I visited my interiority, then I transitioned to a state of visual observation and enjoyed noticing the geometric shadows that reminded me of Ellsworth Kelly. Then I went back to my interiority, where I checked in on the identity crisis I’ve been having for roughly the last two years. Anyway, I wish Ellsworth Kelly could have seen these shadows and shapes.

But the element of this exercise that genuinely made me feel threatened and challenged was the debrief where we each explained how we interpreted and experienced this In, Out, Between practice.
Someone in my group said they are most comfortable while being physically expressive, because (in part due to a language barrier), they find language to be a difficult medium. Others seemed to have a near-psychedelic experience with the prompt, allowing themselves to splay themselves against the concrete walls for a tactile experience.
I felt as though I learned a lot about these people very quickly while hearing how they used this exercise. One person kept referencing the concept of safety, something I now expect is a prominent concern in her life. Others said they felt like their bodies rejected their own attempts to focus inward, as if they’d barged into a room where their conscious selves are not invited.
I wrote on a notecard: “I don’t totally understand what everyone is saying. Their experiences are so different from mine and I can’t conceive of interpreting these prompts so differently. I find it really unsettling that we had such different experiences while doing the same thing.’
I’ll allow you all the gift of psychoanalyzing that one. But if you need a hint, a friend of mine asked me recently if I feel I should get to control the narratives of the lives of others around me.
The vision of SoRA is ultimately something much broader than people spending a few hours with their phones on do not disturb mode and doing quirky little exercises. They are attempting to provoke and harness the angst that many of us feel about the demands on our time, energy, and attention.
It reminded me of the consciousness-raising meetings of the mid-century. Individual angst carries no power, but collective action can generate meaningful pushback against the forms of living that are pushed on us against our will.

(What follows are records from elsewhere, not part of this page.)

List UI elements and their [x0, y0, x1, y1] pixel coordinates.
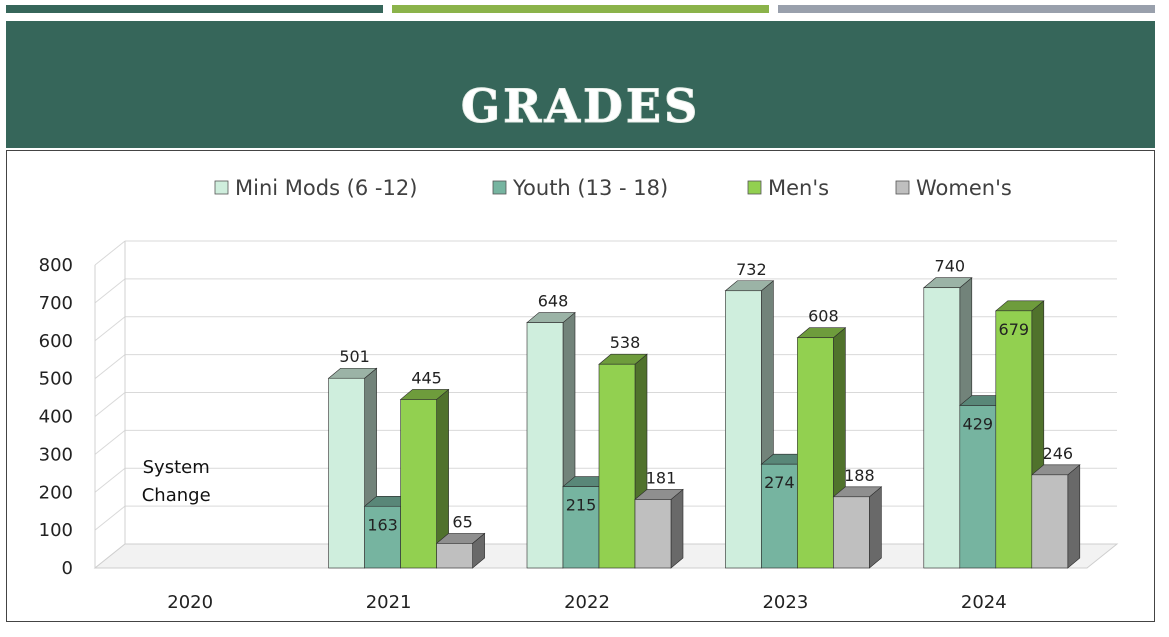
data-label: 538: [610, 333, 641, 352]
x-tick-label: 2020: [167, 592, 213, 613]
data-label: 188: [844, 466, 875, 485]
y-tick-label: 500: [39, 369, 73, 390]
x-tick-label: 2024: [961, 592, 1007, 613]
bar-side: [1067, 464, 1081, 569]
bar: [833, 496, 870, 569]
gridline-side: [94, 240, 126, 266]
x-tick-label: 2023: [762, 592, 808, 613]
x-tick-label: 2021: [366, 592, 412, 613]
bar: [328, 377, 365, 569]
bar: [761, 463, 798, 569]
data-label: 732: [736, 260, 767, 279]
data-label: 215: [566, 496, 597, 515]
title-banner: GRADES: [6, 21, 1155, 148]
data-label: 648: [538, 292, 569, 311]
y-tick-label: 0: [62, 558, 73, 579]
grades-chart: 0 100 200 300 400 500 600 700 800 Mini Mods (6 -1…: [39, 176, 1119, 613]
bar: [725, 290, 762, 569]
bar-side: [869, 486, 882, 569]
data-label: 181: [646, 468, 677, 487]
y-tick-label: 800: [39, 255, 73, 276]
gridline-side: [94, 467, 126, 493]
accent-bar-gray: [778, 5, 1155, 13]
accent-bar-green: [392, 5, 769, 13]
bar: [400, 399, 437, 569]
data-label: 429: [963, 415, 994, 434]
gridline-side: [94, 429, 126, 455]
y-tick-label: 700: [39, 293, 73, 314]
legend-label: Youth (13 - 18): [512, 176, 668, 200]
legend-label: Mini Mods (6 -12): [235, 176, 417, 200]
bar: [995, 310, 1033, 569]
data-label: 445: [411, 368, 442, 387]
annotation-text: System: [143, 457, 210, 478]
data-label: 501: [339, 347, 370, 366]
data-label: 246: [1043, 444, 1074, 463]
bar: [526, 322, 564, 569]
data-label: 65: [452, 512, 472, 531]
bar: [797, 337, 834, 569]
legend-swatch: [214, 180, 229, 195]
page-title: GRADES: [460, 79, 701, 134]
bar-side: [670, 488, 684, 569]
gridline-side: [94, 278, 126, 304]
legend-swatch: [747, 180, 762, 195]
chart-frame: 0 100 200 300 400 500 600 700 800 Mini Mods (6 -1…: [6, 150, 1155, 622]
y-tick-label: 400: [39, 407, 73, 428]
accent-bar-dark: [6, 5, 383, 13]
gridline-side: [94, 316, 126, 342]
bar: [1031, 474, 1069, 569]
gridline-side: [94, 354, 126, 380]
y-tick-label: 600: [39, 331, 73, 352]
y-tick-label: 100: [39, 520, 73, 541]
data-label: 274: [764, 473, 795, 492]
data-label: 608: [808, 307, 839, 326]
legend-swatch: [492, 180, 507, 195]
legend-swatch: [895, 180, 910, 195]
y-tick-label: 300: [39, 444, 73, 465]
x-tick-label: 2022: [564, 592, 610, 613]
legend-label: Men's: [768, 176, 829, 200]
bar: [923, 287, 961, 569]
data-label: 679: [999, 320, 1030, 339]
bar: [598, 363, 636, 569]
bar: [562, 486, 600, 569]
data-label: 163: [367, 515, 398, 534]
annotation-text: Change: [142, 485, 211, 506]
gridline-side: [94, 505, 126, 531]
data-label: 740: [935, 257, 966, 276]
legend-label: Women's: [916, 176, 1012, 200]
gridline-side: [94, 392, 126, 417]
y-tick-label: 200: [39, 482, 73, 503]
bar: [634, 499, 672, 569]
bar: [436, 543, 473, 569]
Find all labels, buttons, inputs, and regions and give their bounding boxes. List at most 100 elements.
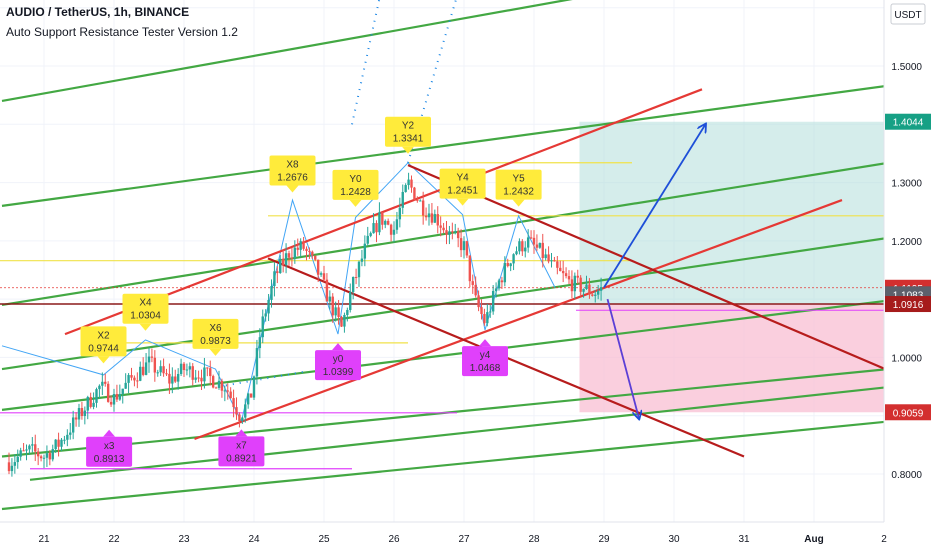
candle-body xyxy=(171,376,174,384)
candle-body xyxy=(71,417,75,433)
y-tick-label: 1.2000 xyxy=(891,237,922,248)
candle-body xyxy=(357,261,361,278)
candle-body xyxy=(246,393,250,405)
candle-body xyxy=(316,259,320,275)
candle-body xyxy=(98,385,101,390)
red-channel-upper xyxy=(64,88,703,336)
candle-body xyxy=(454,231,457,233)
candle-body xyxy=(594,294,597,296)
dotted-projection xyxy=(351,0,381,125)
swing-label-y5: Y5 1.2432 xyxy=(495,169,542,207)
candle-body xyxy=(512,254,515,264)
candle-body xyxy=(124,382,127,389)
candle-body xyxy=(343,314,346,327)
swing-label-name: y4 xyxy=(480,350,491,361)
candle-body xyxy=(13,462,17,466)
price-tag: 1.0916 xyxy=(885,296,931,313)
candle-body xyxy=(430,213,434,223)
swing-label-box xyxy=(269,155,316,186)
swing-label-value: 1.2676 xyxy=(277,172,308,183)
candle-body xyxy=(101,381,104,386)
candle-body xyxy=(214,387,218,389)
candle-body xyxy=(311,251,314,256)
candle-body xyxy=(144,362,148,375)
swing-label-name: y0 xyxy=(333,354,344,365)
candle-body xyxy=(325,279,329,302)
swing-label-value: 1.3341 xyxy=(393,134,424,145)
candle-body xyxy=(197,377,200,379)
candle-body xyxy=(104,381,107,384)
candle-body xyxy=(60,439,63,447)
candle-body xyxy=(567,276,571,280)
candle-body xyxy=(206,367,209,369)
swing-label-box xyxy=(332,169,379,200)
candle-body xyxy=(486,312,489,324)
swing-label-box xyxy=(385,116,431,147)
candle-body xyxy=(86,396,89,411)
candle-body xyxy=(238,414,241,422)
x-tick-label: 22 xyxy=(108,534,120,545)
candle-body xyxy=(270,286,273,300)
y-tick-label: 1.3000 xyxy=(891,179,922,190)
candle-body xyxy=(45,453,49,458)
candle-body xyxy=(489,311,492,313)
candle-body xyxy=(39,456,43,459)
candle-body xyxy=(308,250,311,252)
swing-label-pointer xyxy=(456,198,469,206)
candle-body xyxy=(550,260,553,262)
candle-body xyxy=(564,273,568,277)
candle-body xyxy=(130,375,133,378)
swing-label-pointer xyxy=(479,339,491,347)
candle-body xyxy=(127,375,130,383)
candle-body xyxy=(582,288,585,292)
swing-label-pointer xyxy=(103,429,116,437)
price-tag-text: 1.0916 xyxy=(893,300,924,311)
candle-body xyxy=(375,223,378,233)
candle-body xyxy=(521,241,524,252)
candle-body xyxy=(299,241,302,250)
candle-body xyxy=(497,280,501,289)
swing-label-x8: X8 1.2676 xyxy=(269,155,316,193)
candle-body xyxy=(494,288,498,291)
candle-body xyxy=(267,299,270,314)
candle-body xyxy=(506,262,509,267)
green-channel-line xyxy=(1,420,884,511)
candle-body xyxy=(556,261,559,268)
candle-body xyxy=(337,307,340,317)
candle-body xyxy=(80,408,84,417)
candle-body xyxy=(424,215,428,218)
x-tick-label: 29 xyxy=(598,534,610,545)
candle-body xyxy=(115,394,119,400)
x-tick-label: 2 xyxy=(881,534,887,545)
candle-body xyxy=(223,390,227,392)
candle-body xyxy=(209,368,212,377)
candle-body xyxy=(392,229,396,235)
candle-body xyxy=(588,284,591,295)
candle-body xyxy=(112,394,116,405)
candle-body xyxy=(255,348,259,377)
swing-label-pointer xyxy=(235,429,248,437)
swing-label-box xyxy=(80,326,127,357)
candle-body xyxy=(538,242,542,248)
swing-label-name: Y4 xyxy=(456,173,469,184)
swing-label-x2: X2 0.9744 xyxy=(80,326,127,364)
candle-body xyxy=(340,316,343,327)
candle-body xyxy=(413,187,416,200)
candle-body xyxy=(491,290,495,312)
currency-badge: USDT xyxy=(894,10,921,21)
candle-body xyxy=(322,273,326,280)
candle-body xyxy=(599,287,603,291)
candle-body xyxy=(48,453,52,460)
candle-body xyxy=(168,373,171,384)
candle-body xyxy=(182,363,186,371)
candle-body xyxy=(54,439,57,450)
swing-label-value: 1.2451 xyxy=(447,186,478,197)
green-channel-line xyxy=(1,85,884,207)
candle-body xyxy=(296,247,299,250)
candle-body xyxy=(480,307,483,315)
price-tag: 1.4044 xyxy=(885,113,931,130)
price-axis-bg xyxy=(884,0,932,550)
candle-body xyxy=(10,465,14,472)
swing-label-box xyxy=(495,169,542,200)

My experience at SoRA was fun, comfortable, and challenging, and other members of my session expressed feeling genuinely disoriented by the concepts presented that night. The facilitators quietly executed something that is incredibly difficult — they introduced new ideas to a room full of strangers, and everyone felt safe, not defensive.
So I’ll press on with the project of valuing my own time and attention, and hope that one day that value system ranks “housework” more highly than “walking to the pastry shop.” But inside that room and beyond it, this radical concept is becoming mainstream: Who determines how your time and attention are spent? Is it you? And if it’s not, what will you do to take control back?